MUMBAI (NewsRise) -- Lupin, India's second-largest drug maker, reported a surprise fourth-quarter loss, weighed by a one-time charge related to the acquisition of Gavis Pharmaceuticals more than three years ago.
The consolidated loss for the quarter ended in March stood at 7.84 billion rupees ($115 million), compared with a profit of 3.80 billion rupees a year earlier, the company said Tuesday. Analysts had expected a profit of 3.20 billion rupees, according to a Reuters poll. Revenue declined 5.1% to 40.34 billion rupees amid and slump in sales in the U.S.
The quarter had a one-time impairment provision of 14.64 billion rupees on certain assets acquired as part of the Gavis group acquisition, the company said. It also recognized deferred tax worth 3.22 billion rupees on account of the intangible assets of Gavis.
In 2015, Lupin agreed to buy Gavis for $880 million in a bid to expand in the largest drug market in the world.
The company took a one-time impairment on the Gavis acquisition "in line with the changed market conditions in particular with the opioids in the U.S," Nilesh Gupta, Lupin's managing director, said in the statement.
North America formulations sales, which accounted for more than a third of Lupin's overall revenue, plunged 21% to 14.99 billion rupees, while the drug maker launched 11 products in the U.S. in the quarter.
Lupin and its peers have been grappling with tumbling drug prices in the U.S., where the Food and Drug Administration has hastened its approval rate for generics, paving the way for increased competition from new players. A rising number of retail pharmacies in the U.S. are also joining hands to gain leverage in buying generic drugs in bulk, pushing prices further down.

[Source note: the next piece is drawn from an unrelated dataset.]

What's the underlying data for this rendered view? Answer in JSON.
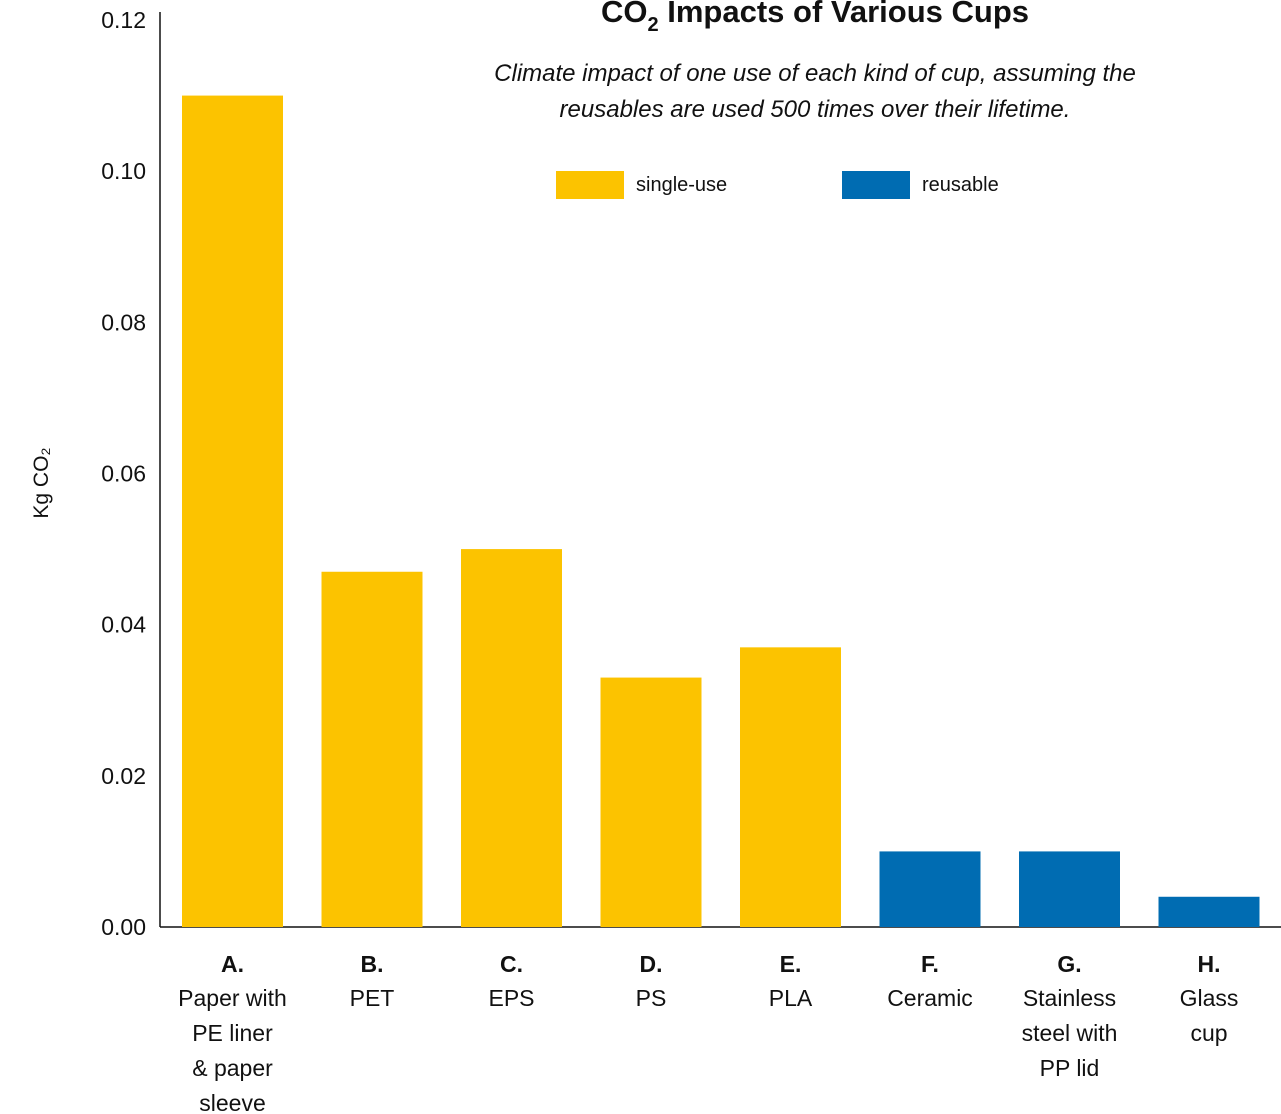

The company's sales in the U.S. shrank last fiscal year as it grappled with increased competition in the generic versions of Fortamet and Glumetza, drugs to treat type 2 diabetes. Lupin was the first to file with U.S. regulators for a generic form of these drugs, which offered six months' exclusivity in the market and boosted its revenue the year before.
Gupta said the company's near-term priorities are resolution of the warning letter on its Goa and Indore plants, successful commercialization of women's healthcare drug brand Solosec in the U.S., and executing on "meaningful" product launches.
In November, Lupin received a warning letter from the FDA for two of its plants in Goa in western India and Indore in the central part, after it found violation of good manufacturing practices. The letter has crimped Lupin's chances of getting regulatory approvals for products filed from these units, which, according to analysts, account for roughly a third of the pending generic drug applications with the FDA.
Lupin shares fell as much as 4.1% to touch their 52-week low on Tuesday, before paring some of those losses to end 0.5% lower in Mumbai trading. The benchmark S&P BSE Sensex closed little changed.